The main reason is obvious: The Democrats think it's bad politics.

And they are correct. The smartest thing they can do is put personal bitterness aside, and just let this administration run it’s course. Even if they win—and it’s very, very unlikely that Bush will get impeached, if proceedings are brought against him—it will be perceived as payback for Clinton, plus a sign of the continuing antagonism of Democrats towards Bush, which will not be perceived in political terms (the antagonism springs from his manipulation of law and degradation of the country) but in personal terms (one side always has to get back at the other). The Democrats have narrowly lost the last two elections. To suggest they shoot themselves in the foot a third time, when it is almost impossible for them not to claim a victory in the next presidential election, is to promote the exact kind of logic that has held them back for about twenty years now. Do you want another Republican president? And a possible return to a Republican congress? Keep babbling the sort of nonsense this editorial promotes.

HOWEVER

The emotional force behind America's support for the Iraq war, the molten core of an angry, resentful patriotism, is still too hot for Congress, the media and even many Americans who oppose the war, to confront directly. It's a national myth. It's John Wayne. To impeach Bush would force us to directly confront our national core of violent self-righteousness -- come to terms with it, understand it and reject it. And we're not ready to do that.

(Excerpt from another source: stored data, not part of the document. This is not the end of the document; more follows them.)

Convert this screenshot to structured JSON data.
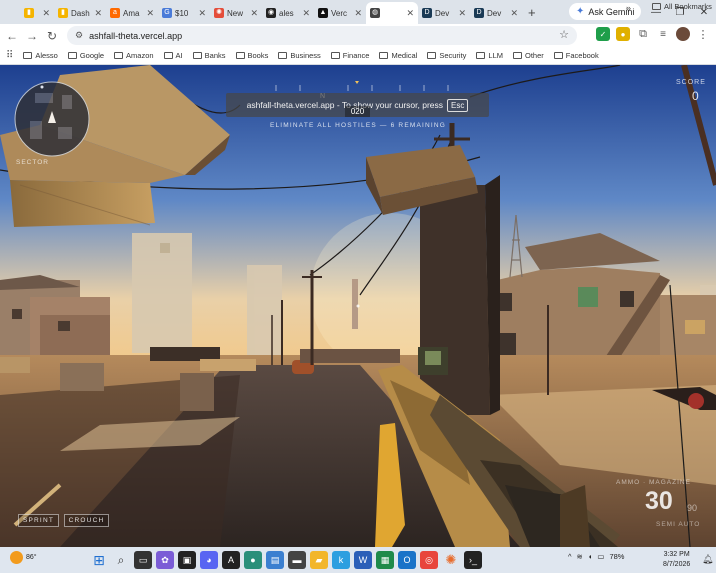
{
  "browser": {
    "tabs": [
      {
        "label": "",
        "color": "#f5b400",
        "glyph": "▮",
        "active": false
      },
      {
        "label": "Dash",
        "color": "#f5b400",
        "glyph": "▮",
        "active": false
      },
      {
        "label": "Ama",
        "color": "#ff6a00",
        "glyph": "a",
        "active": false
      },
      {
        "label": "$10",
        "color": "#4a7bd8",
        "glyph": "G",
        "active": false
      },
      {
        "label": "New",
        "color": "#e44d3a",
        "glyph": "✺",
        "active": false
      },
      {
        "label": "ales",
        "color": "#222222",
        "glyph": "◉",
        "active": false
      },
      {
        "label": "Verc",
        "color": "#111111",
        "glyph": "▲",
        "active": false
      },
      {
        "label": "",
        "color": "#444444",
        "glyph": "◍",
        "active": true
      },
      {
        "label": "Dev",
        "color": "#1a3a55",
        "glyph": "D",
        "active": false
      },
      {
        "label": "Dev",
        "color": "#1a3a55",
        "glyph": "D",
        "active": false
      }
    ],
    "new_tab": "+",
    "gemini_label": "Ask Gemini",
    "url": "ashfall-theta.vercel.app",
    "bookmarks": [
      "Alesso",
      "Google",
      "Amazon",
      "AI",
      "Banks",
      "Books",
      "Business",
      "Finance",
      "Medical",
      "Security",
      "LLM",
      "Other",
      "Facebook"
    ],
    "all_bookmarks": "All Bookmarks",
    "fullscreen_notice": "ashfall-theta.vercel.app - To show your cursor, press",
    "fullscreen_key": "Esc"
  },
  "game": {
    "compass_letters": [
      "N"
    ],
    "heading": "020",
    "objective": "ELIMINATE ALL HOSTILES — 6 REMAINING",
    "score_label": "SCORE",
    "score_value": "0",
    "minimap_label": "SECTOR",
    "sprint_label": "SPRINT",
    "crouch_label": "CROUCH",
    "ammo_label": "AMMO · MAGAZINE",
    "ammo_count": "30",
    "ammo_reserve": "90",
    "fire_mode": "SEMI AUTO"
  },
  "taskbar": {
    "temperature": "86°",
    "battery": "78%",
    "time": "3:32 PM",
    "date": "8/7/2026"
  },
  "colors": {
    "sky_top": "#1d3f8f",
    "sky_horizon": "#f2c98a",
    "ground": "#7a5a3c",
    "accent_green": "#1f9e4a"
  }
}
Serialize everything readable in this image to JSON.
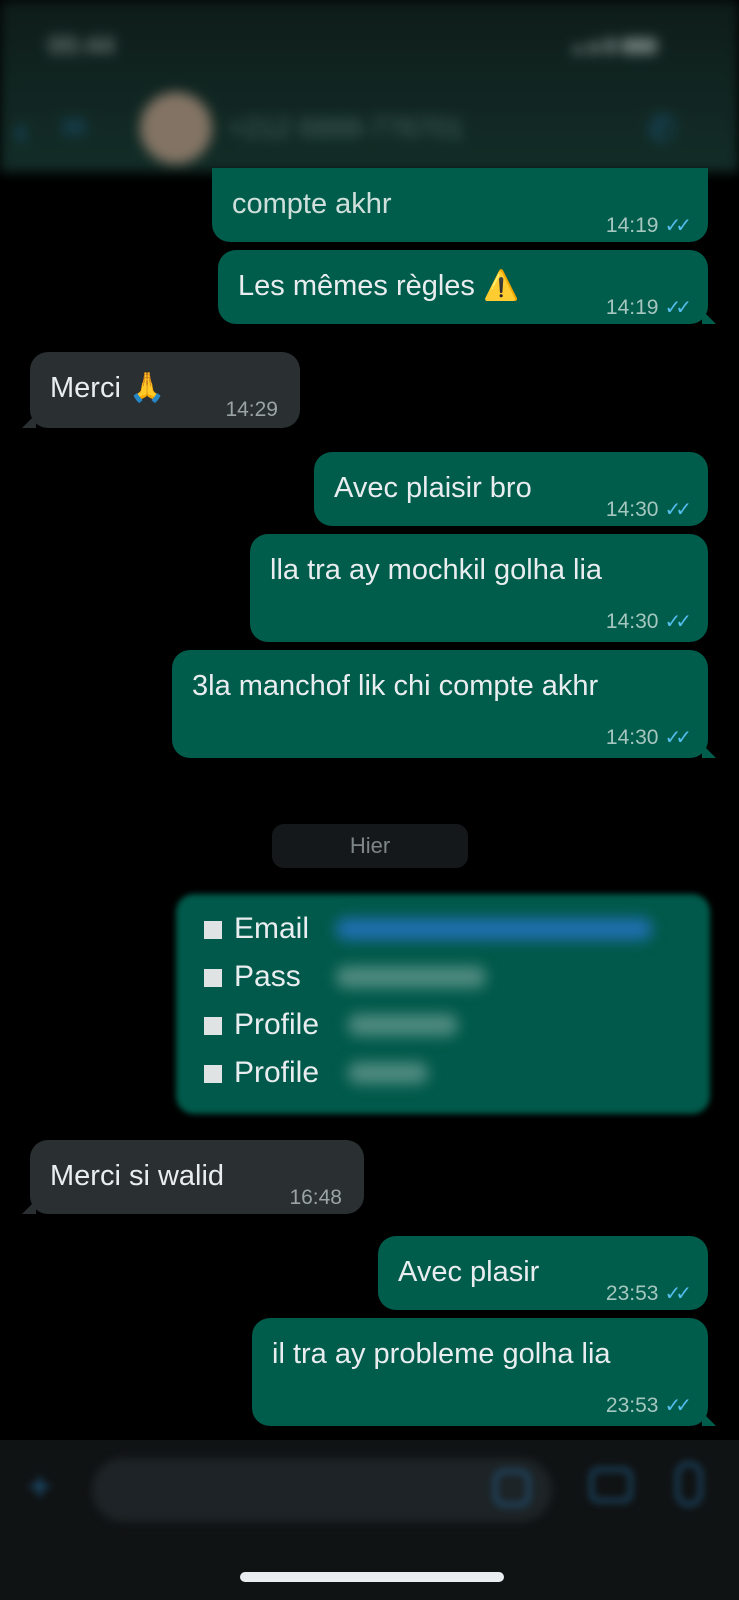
{
  "header": {
    "status_time": "00:44",
    "back_count": "36",
    "contact_name": "+212 6888-776701"
  },
  "messages": [
    {
      "text": "compte akhr",
      "time": "14:19",
      "direction": "out"
    },
    {
      "text": "Les mêmes règles ⚠️",
      "time": "14:19",
      "direction": "out"
    },
    {
      "text": "Merci 🙏",
      "time": "14:29",
      "direction": "in"
    },
    {
      "text": "Avec plaisir bro",
      "time": "14:30",
      "direction": "out"
    },
    {
      "text": "lla tra ay mochkil golha lia",
      "time": "14:30",
      "direction": "out"
    },
    {
      "text": "3la manchof lik chi compte akhr",
      "time": "14:30",
      "direction": "out"
    },
    {
      "text": "Merci si walid",
      "time": "16:48",
      "direction": "in"
    },
    {
      "text": "Avec plasir",
      "time": "23:53",
      "direction": "out"
    },
    {
      "text": "il tra ay probleme golha lia",
      "time": "23:53",
      "direction": "out"
    }
  ],
  "date_separator": "Hier",
  "credentials": {
    "items": [
      {
        "label": "Email"
      },
      {
        "label": "Pass"
      },
      {
        "label": "Profile"
      },
      {
        "label": "Profile"
      }
    ]
  },
  "read_ticks": "✓✓",
  "icons": {
    "back": "chevron-left-icon",
    "call": "phone-icon",
    "plus": "plus-icon",
    "sticker": "sticker-icon",
    "camera": "camera-icon",
    "mic": "microphone-icon"
  },
  "colors": {
    "outgoing_bubble": "#005c4b",
    "incoming_bubble": "#2a2f32",
    "tick": "#53bdeb",
    "background": "#000000"
  }
}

This is exactly right. And I agree with the basic premise of what follows. The first part of this editorial should have been junked, but the second half is all too true.

My own trajectory has been to go from being angry that Bush was manipulating our need for revenge, to accepting the WMD argument (for a long time after many gave it up; I read a lot of Christopher Hitchens, and if his atheistic arguments don't make sense, his reasons for not trusting the CIA and trusting British intelligence instead were persuasive to me), to now realizing what a con it was, and being depressed, frustrated, and aware that we will be in Iraq for a long time to come.

I hope the effort leftists put into hating Bush could instead be put towards mounting a good defense against the arguments that are soon to emerge for going to war with Iran. We can't go through this again, and we will if we aren't careful. It's beyond Republican or Democrat. It's not about party squabbles. We can't, can't let ourselves be led any further down this path of destruction.

Tuesday, May 22, 2007 01:46 AM

tanmack,

There is a difference between a report and an editorial. Walsh isn't a journalist when it comes to this column—and I don't say that as a putdown. This piece was an editorial, not an attempt at investigative journalism. Salon itself is, with a few exceptions, a collection of editorials.